Having worked with a number of customers over the last few years who use CRM Online I have found that during the project lifecycle the discussion often comes up that we have chosen the SaaS version of CRM but what does that mean in terms of how high availability works and disaster recovery. While the easiest way to look at it is that you have outsourced the problem to Microsoft who will take this on for you allowing you to focus on the application part of the solution, you can be sure that at some point the questions in the business continuity space will come up.
When implementing CRM on premise the problem domain is well understood because people know they have servers, infrastructure, networking, storage, and SQL Server among other things to think about and in most organisations people are familiar with discussions around DR and HA in these spaces. When considering the cloud you may have out sourced the solution but you can still have scenarios where availability and disaster recovery can happen so its important to have an understanding of what Microsoft will do on your behalf and how it may affect you.
Whenever I have checked on the information for this I have tended to find that there is a number of fragmented sources and its not always easy to get a straight explanation of how things stack up. With this in mind the below is my interpretation of the information I have read. I am sure there may be the odd thing I have gotten wrong so I welcome feedback from people so I can update this article and hopefully it will provide a useful source for others.
Top Level Microsoft Statements
The official statements from Microsoft include:
CRM Online has a monetary backed 99.9% committed up time. If the SLA is not met then we get credits back
Microsoft has operations staff 24*7 monitoring its services
When considering the overall availability and recovery for CRM it is important to understand the dependency tree for CRM and its fellow services.
Depends on Office 365
Depends on Azure Active Directory
[Optional] Can depend on ADFS
Would depend on your on premise Active Directory
Can use SharePoint Online
Can use Azure custom components
Can use market place products
|Azure Active Directory||
|Azure Custom Extensions||
|Marketplace Add ons||
Understanding some technical bits
When you setup Dynamics CRM you choose a region and Microsoft will have 2 data centres in that local region. As an example if we choose Europe we may have Dublin as the primary data centre and Amsterdam would work as a secondary sister datacentre. In this scenario Microsoft would do the following with our data:
Two copies of your data are written to local storage in the primary data centre
an additional 2 copies of the data are written to storage in the secondary data centre
Additionally a daily back up is taken by default and held in offsite storage
Under the hood Microsoft are using SQL Always On with the SQL instances which back CRM which allows them to do these additional writes across the data centre pair. This is important as it allows them to failover data centre from Dublin to Amsterdam seamlessly to the customer in a local data centre DR scenario. If this occurred then it would be expected that the RPO and RTO would be in the region of a small number of minutes to seconds. We would expect almost zero data loss.
Recovery Time Objective
In terms of RTO we are very much in Microsoft’s hands. If we have a scenario where our CRM primary data centre goes down and Microsoft flip the switch to transition us to the sister data centre then our recovery time would be the time it took for Microsoft to make that decision and to execute the failover.

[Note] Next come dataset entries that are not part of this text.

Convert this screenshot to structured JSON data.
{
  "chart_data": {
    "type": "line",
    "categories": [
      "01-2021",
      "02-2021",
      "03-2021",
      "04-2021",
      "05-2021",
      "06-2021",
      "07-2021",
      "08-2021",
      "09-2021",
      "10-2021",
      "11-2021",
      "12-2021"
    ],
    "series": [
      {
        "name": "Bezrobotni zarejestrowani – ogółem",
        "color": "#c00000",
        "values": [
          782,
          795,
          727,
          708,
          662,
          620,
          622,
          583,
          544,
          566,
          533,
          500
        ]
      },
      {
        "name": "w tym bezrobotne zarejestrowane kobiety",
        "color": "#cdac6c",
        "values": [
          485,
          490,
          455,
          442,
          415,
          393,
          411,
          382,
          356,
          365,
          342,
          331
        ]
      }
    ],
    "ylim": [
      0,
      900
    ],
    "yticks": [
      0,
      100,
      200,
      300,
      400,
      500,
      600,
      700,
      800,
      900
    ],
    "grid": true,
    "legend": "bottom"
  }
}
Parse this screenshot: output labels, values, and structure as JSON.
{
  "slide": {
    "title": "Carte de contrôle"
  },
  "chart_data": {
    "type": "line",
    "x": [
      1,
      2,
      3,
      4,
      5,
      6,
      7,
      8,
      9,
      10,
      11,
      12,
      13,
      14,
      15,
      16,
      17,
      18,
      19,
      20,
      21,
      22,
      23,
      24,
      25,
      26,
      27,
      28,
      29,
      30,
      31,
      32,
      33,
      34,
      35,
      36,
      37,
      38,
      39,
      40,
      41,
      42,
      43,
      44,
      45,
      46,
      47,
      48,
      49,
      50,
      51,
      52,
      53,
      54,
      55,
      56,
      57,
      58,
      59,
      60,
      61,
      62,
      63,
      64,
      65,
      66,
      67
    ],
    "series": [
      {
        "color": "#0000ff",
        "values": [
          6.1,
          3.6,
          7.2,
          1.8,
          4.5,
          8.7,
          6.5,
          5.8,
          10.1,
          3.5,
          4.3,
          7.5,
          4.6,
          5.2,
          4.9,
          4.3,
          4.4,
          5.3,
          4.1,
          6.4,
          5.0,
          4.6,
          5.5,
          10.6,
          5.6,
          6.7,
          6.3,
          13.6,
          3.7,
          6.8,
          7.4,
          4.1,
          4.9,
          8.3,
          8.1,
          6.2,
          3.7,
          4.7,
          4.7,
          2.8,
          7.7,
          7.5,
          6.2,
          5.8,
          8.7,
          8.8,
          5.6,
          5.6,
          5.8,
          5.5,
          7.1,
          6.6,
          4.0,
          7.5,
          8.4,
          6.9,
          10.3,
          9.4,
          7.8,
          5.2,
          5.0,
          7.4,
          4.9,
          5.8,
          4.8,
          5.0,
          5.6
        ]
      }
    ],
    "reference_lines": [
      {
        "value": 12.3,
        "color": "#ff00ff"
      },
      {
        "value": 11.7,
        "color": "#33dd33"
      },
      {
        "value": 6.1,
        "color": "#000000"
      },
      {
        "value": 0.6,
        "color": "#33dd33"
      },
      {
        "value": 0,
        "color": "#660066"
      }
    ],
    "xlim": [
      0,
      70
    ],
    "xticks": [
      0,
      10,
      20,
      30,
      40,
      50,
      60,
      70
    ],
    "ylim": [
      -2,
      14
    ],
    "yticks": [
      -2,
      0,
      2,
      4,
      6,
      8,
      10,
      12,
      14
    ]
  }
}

Currently there is no clear statement I can find on this as an SLA but we assume they would often make the call on a case by case basis depending upon the issue.
If we felt like the downtime was going to be an extended period, we would have the option to be able to take our daily back up and deploy it to CRM in another region. This could be a potential option if the downtime in our primary DC was going to be too long before the flip to sister DC or if both paired DC were down. If we took this option we would need to consider how we may roll back to the original data centres when they are back online. This would be via a backup and restore again which would involve some downtime. The url for our CRM instance would also change in this scenario.
Recovery Point Objective
We can assume there are 3 possible recovery points which we can use on the cloud service:
The most common one will be based on the cross DC writes which CRM uses out of the box. We would expect the recovery point to be within milliseconds/seconds of the state of the system at the time it went down
The next option would be if we choose to roll back to the last system back up. This would put our recovery point to anywhere between 0 and 24 hours depending on what time of day we roll back and when the backup was taken
The final option would involve choosing to roll back to a custom back up. In this case the recovery point would be at the time the backup was taken
In the default scenario we expect that Microsoft would be recovering the CRM service and our recovery point would be almost exactly the time the system went down
What about Backups
In addition to the Microsoft approach to multi-writes which offers a good recovery point solution, there are also system backups which are taken daily and kept for around 3 days.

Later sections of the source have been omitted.